From the pre-blog archives, this op-ed of mine appeared in Australia’s major daily newspaper, “The Australian”, on May 10, 2004.
America: the selfish state?
A dispassionate examination of the US shows that recent criticisms are unfair, maintains Nicholas Kerr
The recent abuses at Abu Ghraib prison and other incidents in the Iraq war have provoked an angry backlash against the US. Even US veterans have taken to writing the following sorts of commentaries: “These are the actions of a country that cares about nothing but its own selfish self-interest, period.”
Clearly such abuses and behaviors are inexcusable, but it is far from clear that they are symptomatic of a selfish people or country. A dispassionate examination of the US and its citizens suggests that such criticisms are unfair and unwarranted.
Start with the accusation that Americans are selfish. Selfish is defined as being chiefly concerned with personal profit or pleasure and takes on connotations of uncharitable, self-indulgent and greedy. In 2001 Americans donated on average 1.6 per cent of their income to charity – at least 2.5 times more than their neighbours, the Canadians (0.6 per cent). They donate around four times as much as one of their fiercest critics, the French.
Another popular slur is that Americans are materialistic, so of course they would throw money around. But that doesn’t explain Americans’ willingness to volunteer time. A recent survey found that 44% of US adults volunteer, representing the equivalent of over 9 million full-time employees at a value of US$239 billion. By way of comparison, 32% of Australians, 25% of Canadians and a mere 19% of the French do volunteer work.
All of this suggests that if Americans are uncharitable, greedy or selfish, they are no more so than people of other countries. It doesn’t disprove the allegation that they are self-interested – by which I mean they are particularly concerned for their own personal interest or advantage. But as Adam Smith explained in the 18th century, it is only by people acting in their self-interest that markets work, wealth is created and public welfare is a happy by-product.
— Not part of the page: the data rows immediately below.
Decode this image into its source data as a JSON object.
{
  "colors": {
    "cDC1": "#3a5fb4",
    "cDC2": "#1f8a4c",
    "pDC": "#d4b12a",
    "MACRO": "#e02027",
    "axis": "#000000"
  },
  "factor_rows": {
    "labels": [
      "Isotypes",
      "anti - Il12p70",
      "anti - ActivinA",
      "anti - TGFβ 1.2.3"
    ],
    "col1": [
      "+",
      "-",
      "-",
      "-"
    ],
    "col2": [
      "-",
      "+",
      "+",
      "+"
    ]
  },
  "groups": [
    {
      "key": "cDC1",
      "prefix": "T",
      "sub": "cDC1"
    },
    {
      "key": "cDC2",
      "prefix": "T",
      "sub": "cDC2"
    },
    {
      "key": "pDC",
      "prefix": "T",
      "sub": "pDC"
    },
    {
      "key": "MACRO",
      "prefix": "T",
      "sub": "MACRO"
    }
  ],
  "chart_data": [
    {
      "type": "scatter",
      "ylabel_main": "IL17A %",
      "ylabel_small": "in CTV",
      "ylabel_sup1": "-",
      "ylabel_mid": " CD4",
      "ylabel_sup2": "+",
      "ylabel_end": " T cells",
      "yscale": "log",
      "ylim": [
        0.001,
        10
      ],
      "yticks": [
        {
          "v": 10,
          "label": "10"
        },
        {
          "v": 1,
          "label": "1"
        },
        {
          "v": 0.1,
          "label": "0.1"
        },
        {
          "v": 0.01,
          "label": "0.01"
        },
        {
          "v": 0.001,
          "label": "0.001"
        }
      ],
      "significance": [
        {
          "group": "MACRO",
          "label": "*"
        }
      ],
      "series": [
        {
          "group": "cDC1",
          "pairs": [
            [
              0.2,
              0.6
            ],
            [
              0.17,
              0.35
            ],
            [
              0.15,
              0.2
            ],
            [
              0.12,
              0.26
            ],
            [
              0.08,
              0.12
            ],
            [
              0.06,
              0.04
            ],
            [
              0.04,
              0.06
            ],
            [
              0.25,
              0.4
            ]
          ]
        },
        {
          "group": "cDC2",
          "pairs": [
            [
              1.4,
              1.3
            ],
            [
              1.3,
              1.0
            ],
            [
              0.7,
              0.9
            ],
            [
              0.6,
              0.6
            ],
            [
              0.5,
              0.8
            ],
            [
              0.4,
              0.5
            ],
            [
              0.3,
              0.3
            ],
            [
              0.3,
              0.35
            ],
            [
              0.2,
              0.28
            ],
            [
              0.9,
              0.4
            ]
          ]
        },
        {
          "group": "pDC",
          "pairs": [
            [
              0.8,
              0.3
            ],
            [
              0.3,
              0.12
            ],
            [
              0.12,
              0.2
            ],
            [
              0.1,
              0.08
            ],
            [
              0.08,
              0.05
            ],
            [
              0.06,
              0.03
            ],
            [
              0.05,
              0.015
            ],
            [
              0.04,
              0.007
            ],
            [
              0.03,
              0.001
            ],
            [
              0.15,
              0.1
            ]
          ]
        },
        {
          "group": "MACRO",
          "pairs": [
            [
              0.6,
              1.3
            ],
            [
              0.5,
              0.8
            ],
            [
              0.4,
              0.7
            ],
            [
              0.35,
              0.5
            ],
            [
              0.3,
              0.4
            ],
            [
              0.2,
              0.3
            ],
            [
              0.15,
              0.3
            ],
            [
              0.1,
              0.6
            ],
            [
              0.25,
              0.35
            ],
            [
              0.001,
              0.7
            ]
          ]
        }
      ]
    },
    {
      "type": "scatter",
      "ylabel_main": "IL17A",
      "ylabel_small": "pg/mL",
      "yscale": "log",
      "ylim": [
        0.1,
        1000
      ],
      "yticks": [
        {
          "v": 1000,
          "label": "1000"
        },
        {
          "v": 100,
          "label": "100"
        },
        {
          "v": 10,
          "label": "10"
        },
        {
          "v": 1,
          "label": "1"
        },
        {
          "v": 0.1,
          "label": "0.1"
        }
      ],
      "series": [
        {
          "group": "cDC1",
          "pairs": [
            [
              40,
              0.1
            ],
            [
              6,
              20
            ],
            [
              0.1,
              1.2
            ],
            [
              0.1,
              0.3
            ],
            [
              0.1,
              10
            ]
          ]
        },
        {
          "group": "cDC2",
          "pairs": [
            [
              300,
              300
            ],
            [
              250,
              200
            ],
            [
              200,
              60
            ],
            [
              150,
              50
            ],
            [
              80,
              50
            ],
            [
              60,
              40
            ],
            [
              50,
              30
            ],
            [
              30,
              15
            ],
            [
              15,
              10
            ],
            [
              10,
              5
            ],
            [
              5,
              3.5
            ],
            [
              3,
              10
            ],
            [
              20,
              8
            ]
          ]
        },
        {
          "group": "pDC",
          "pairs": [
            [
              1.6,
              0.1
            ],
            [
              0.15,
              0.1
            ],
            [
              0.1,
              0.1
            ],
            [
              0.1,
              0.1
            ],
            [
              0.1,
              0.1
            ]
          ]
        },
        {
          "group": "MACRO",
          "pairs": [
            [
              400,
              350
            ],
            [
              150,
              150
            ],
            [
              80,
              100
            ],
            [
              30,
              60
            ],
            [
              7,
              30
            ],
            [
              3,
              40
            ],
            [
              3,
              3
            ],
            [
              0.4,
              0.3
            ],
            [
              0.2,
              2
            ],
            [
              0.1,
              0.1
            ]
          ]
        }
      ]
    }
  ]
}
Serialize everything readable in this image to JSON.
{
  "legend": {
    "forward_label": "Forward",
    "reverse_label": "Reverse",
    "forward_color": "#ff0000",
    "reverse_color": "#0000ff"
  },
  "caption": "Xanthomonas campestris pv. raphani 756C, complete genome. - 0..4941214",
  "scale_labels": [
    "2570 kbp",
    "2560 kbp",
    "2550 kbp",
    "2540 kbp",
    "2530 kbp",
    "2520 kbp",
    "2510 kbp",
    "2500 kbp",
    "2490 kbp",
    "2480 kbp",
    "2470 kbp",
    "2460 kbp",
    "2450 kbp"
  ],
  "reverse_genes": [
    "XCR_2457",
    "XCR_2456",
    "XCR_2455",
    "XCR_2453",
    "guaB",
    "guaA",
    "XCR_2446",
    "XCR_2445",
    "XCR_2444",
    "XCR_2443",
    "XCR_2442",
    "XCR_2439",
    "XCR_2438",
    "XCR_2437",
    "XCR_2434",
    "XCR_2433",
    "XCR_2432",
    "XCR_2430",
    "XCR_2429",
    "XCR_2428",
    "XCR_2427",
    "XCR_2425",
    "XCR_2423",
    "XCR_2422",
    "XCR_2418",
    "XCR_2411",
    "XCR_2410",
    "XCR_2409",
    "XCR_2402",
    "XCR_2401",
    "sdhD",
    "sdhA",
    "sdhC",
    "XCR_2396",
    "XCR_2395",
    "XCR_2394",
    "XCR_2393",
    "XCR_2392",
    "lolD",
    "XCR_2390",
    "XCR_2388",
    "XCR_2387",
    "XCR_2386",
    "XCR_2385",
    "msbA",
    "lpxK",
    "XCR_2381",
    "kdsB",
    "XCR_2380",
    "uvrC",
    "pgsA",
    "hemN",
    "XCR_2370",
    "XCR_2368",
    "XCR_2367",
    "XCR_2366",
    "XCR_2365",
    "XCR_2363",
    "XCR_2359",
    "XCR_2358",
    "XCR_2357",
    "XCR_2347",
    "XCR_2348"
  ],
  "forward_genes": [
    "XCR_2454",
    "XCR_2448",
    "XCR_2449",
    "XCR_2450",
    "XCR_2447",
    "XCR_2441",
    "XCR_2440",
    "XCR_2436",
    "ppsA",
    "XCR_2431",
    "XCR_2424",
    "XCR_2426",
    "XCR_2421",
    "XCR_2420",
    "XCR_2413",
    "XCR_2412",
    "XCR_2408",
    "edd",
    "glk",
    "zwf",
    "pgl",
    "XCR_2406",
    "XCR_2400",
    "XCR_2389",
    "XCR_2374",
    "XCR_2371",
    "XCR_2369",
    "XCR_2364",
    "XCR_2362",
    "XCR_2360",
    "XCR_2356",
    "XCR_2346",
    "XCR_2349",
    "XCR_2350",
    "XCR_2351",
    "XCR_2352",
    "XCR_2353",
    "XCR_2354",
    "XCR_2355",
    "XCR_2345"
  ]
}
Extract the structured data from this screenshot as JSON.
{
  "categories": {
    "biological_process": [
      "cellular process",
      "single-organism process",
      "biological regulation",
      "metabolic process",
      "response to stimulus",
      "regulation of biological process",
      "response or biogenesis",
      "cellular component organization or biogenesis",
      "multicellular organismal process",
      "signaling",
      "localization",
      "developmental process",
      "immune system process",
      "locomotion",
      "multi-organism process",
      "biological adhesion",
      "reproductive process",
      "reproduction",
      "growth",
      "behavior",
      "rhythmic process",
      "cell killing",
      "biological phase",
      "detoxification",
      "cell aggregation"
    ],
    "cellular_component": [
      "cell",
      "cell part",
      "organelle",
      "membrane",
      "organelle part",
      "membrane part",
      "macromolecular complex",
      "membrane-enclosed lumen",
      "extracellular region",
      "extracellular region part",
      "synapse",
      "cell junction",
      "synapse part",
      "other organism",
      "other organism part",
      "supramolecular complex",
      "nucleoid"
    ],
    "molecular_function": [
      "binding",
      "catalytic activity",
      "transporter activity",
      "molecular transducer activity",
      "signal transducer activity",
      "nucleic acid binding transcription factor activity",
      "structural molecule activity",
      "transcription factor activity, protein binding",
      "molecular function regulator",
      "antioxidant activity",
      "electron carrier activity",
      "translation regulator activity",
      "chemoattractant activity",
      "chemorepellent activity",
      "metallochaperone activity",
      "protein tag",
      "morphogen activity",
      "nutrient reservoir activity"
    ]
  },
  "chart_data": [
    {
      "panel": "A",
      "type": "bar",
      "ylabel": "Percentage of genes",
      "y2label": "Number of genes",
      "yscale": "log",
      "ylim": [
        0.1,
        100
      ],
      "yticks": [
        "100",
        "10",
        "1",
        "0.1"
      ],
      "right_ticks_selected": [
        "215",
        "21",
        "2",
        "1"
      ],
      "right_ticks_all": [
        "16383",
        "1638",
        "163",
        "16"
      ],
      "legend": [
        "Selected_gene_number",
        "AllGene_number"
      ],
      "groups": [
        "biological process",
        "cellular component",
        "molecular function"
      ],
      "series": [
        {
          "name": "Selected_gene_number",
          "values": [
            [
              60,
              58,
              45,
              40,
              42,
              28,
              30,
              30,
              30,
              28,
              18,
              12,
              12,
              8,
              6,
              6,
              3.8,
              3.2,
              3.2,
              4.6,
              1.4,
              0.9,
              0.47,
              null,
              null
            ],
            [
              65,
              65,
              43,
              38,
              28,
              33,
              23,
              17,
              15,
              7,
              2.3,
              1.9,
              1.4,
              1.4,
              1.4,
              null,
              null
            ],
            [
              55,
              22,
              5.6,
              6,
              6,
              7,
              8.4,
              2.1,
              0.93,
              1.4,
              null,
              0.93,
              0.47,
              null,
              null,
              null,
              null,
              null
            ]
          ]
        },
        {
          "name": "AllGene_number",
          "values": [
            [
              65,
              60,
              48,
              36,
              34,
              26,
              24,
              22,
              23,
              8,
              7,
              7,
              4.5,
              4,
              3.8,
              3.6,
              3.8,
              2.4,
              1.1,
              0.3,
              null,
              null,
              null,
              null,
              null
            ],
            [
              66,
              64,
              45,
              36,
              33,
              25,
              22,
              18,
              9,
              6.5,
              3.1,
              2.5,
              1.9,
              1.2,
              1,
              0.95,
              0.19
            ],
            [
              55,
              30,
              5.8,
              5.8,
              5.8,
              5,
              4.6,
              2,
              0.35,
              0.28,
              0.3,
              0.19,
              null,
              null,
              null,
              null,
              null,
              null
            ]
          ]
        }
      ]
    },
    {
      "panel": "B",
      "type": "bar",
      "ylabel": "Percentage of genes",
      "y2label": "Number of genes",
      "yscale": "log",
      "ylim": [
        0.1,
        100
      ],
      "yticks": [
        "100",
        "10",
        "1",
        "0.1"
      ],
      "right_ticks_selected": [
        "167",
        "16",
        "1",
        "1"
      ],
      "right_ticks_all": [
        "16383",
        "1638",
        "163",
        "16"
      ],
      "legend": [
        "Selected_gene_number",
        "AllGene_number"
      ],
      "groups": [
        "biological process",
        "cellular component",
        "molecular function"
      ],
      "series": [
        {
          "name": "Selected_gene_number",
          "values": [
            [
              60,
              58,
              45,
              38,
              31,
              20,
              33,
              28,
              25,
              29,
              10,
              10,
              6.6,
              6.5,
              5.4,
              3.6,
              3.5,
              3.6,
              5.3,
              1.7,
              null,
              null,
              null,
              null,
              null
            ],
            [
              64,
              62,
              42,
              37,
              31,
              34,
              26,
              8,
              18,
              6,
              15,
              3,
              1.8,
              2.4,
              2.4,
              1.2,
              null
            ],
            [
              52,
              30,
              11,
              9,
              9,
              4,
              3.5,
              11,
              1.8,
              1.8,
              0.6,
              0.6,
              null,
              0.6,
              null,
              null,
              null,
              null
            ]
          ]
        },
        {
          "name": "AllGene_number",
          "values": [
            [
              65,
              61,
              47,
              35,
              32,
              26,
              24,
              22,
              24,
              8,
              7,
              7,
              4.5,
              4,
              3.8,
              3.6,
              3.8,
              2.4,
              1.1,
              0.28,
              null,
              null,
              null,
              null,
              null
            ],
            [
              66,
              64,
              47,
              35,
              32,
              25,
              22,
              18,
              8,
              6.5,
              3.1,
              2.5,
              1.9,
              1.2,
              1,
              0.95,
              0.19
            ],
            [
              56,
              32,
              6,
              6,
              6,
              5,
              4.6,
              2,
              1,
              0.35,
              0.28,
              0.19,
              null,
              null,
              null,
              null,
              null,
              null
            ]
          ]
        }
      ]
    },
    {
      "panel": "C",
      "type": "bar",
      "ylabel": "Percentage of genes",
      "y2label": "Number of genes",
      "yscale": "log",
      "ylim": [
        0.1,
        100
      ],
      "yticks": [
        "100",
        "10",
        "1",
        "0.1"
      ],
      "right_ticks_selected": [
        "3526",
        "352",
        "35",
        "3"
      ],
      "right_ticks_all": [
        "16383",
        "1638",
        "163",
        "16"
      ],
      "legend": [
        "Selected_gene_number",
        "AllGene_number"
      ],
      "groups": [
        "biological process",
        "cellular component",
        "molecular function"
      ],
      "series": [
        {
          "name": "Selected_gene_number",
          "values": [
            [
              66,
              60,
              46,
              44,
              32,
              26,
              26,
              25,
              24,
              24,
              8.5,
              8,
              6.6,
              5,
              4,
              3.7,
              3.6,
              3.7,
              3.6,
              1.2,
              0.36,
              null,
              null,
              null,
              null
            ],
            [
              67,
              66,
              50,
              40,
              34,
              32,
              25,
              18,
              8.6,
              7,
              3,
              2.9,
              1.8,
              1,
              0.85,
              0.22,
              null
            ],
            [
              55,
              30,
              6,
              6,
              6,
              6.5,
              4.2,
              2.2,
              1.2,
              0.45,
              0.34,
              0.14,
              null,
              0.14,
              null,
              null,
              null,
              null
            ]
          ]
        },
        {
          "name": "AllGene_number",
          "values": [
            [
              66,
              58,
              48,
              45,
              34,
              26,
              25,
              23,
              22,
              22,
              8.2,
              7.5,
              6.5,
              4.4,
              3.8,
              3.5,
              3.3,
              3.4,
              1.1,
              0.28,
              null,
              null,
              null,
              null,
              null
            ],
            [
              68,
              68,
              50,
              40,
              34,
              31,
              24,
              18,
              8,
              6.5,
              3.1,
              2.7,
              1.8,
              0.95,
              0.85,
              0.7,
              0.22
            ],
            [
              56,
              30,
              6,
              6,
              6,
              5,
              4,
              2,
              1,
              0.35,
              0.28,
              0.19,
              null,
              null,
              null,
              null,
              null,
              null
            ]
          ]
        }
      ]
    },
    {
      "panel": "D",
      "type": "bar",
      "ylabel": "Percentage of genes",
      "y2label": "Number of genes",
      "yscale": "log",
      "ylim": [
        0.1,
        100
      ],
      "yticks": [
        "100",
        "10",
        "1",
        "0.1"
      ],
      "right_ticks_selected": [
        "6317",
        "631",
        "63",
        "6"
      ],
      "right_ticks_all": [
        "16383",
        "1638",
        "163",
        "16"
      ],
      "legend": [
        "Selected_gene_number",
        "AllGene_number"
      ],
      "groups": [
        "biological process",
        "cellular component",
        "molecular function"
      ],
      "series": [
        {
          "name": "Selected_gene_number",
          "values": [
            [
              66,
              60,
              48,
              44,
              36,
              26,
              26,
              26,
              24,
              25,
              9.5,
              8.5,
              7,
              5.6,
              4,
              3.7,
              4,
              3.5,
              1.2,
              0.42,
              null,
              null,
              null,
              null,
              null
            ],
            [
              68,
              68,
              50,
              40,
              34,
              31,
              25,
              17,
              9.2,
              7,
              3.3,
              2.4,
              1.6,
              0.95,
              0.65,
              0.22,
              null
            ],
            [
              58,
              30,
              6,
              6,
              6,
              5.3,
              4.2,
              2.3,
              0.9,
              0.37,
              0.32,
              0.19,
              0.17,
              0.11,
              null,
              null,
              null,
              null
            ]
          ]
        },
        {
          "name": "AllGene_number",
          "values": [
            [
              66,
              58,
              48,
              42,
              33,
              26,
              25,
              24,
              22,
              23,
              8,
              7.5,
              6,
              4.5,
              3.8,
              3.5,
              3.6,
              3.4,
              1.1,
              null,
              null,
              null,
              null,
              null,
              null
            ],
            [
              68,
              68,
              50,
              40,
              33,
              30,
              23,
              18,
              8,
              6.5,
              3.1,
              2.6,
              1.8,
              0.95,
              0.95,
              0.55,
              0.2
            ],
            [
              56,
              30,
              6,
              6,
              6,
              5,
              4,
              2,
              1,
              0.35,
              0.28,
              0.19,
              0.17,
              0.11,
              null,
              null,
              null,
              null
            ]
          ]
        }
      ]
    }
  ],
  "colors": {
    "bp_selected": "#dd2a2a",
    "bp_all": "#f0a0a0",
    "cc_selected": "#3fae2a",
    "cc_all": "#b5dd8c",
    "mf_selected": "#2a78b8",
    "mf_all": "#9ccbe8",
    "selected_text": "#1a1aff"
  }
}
What of the allegation that America the country is selfish? Again, it is easy to dispose of arguments about it being greedy or uncharitable by examining the generosity of its global aid and assistance. In 1998, the US gave US$8.8 billion in official development assistance. In the same year France gave US$5.7 billion, Canada US$1.7 billion and Australia $1 billion.
It is true that although the dollar amount of official US aid is vastly higher than that of most countries, as a percentage of GDP it is lower than many. But beginning with the Marshall Plan at the end of the World War II, its generosity has been longer lived.
That is not to deny that America’s primary motivation is its self-interest. From its recent trade agreement with Australia, to its war on terror and the cold war, the United States has been motivated by the benefits to the union.
On the global stage, however, countries acting in their own self-interest – as with Smith’s self-interested people – generate massive welfare benefits for other countries, so this is not obviously a bad thing.
Prime Minister John Howard correctly identified that the US-Australia free trade agreement is “axiomatically more to [Australia’s] advantage than America’s”. As part of its war on terror, US intelligence helped capture terrorist mastermind Hambali in Thailand. Hambali posed a far greater threat to Asian interests, having been decisive in shifting strikes from hard targets like embassies to soft targets such as bars and nightclubs.
Smith’s caveat for markets to operate in the overall national interest was for there to be law and order. Similarly, for there to be global benefits from countries acting in their own interests, there needs to be a framework of common international law and ways for it to be enforced. Surely the countries that most deserve to be labeled “selfish” are those run by dictators who operate outside the bounds of international law, trafficking weapons or people and attacking their neighbours. But we seldom see this tag applied to the likes of North Korea, Iran, Syria, or Iraq under Saddam Hussein.
The US, on the other hand, is generally an excellent neighbour – sharing the world’s longest undefended and open border with Canada – and a good global citizen. That it has not signed up to such agreements as the Kyoto Protocol is less a sign of US selfishness and more one of a lack of evidence surrounding the science and economics on which the protocol is founded. And France, which so vigorously insisted on taking more time to gather evidence while it stalled the UN Security Council over resolutions on Iraq, can hardly accuse it of being selfish for that.
Just as Pacific states generally benefit from the actions of a self-interested Australia, by acting in self-interest the US creates positive benefits over time and on average that are enjoyed by the vast majority of the world’s countries.
Abuse of prisoners and other such acts by a number Americans are abhorrent, but should not tar an entire people or nation.
Nicholas Kerr is an adjunct scholar of the Center for Independent Studies. He studied and worked in the US from 1999 to 2001.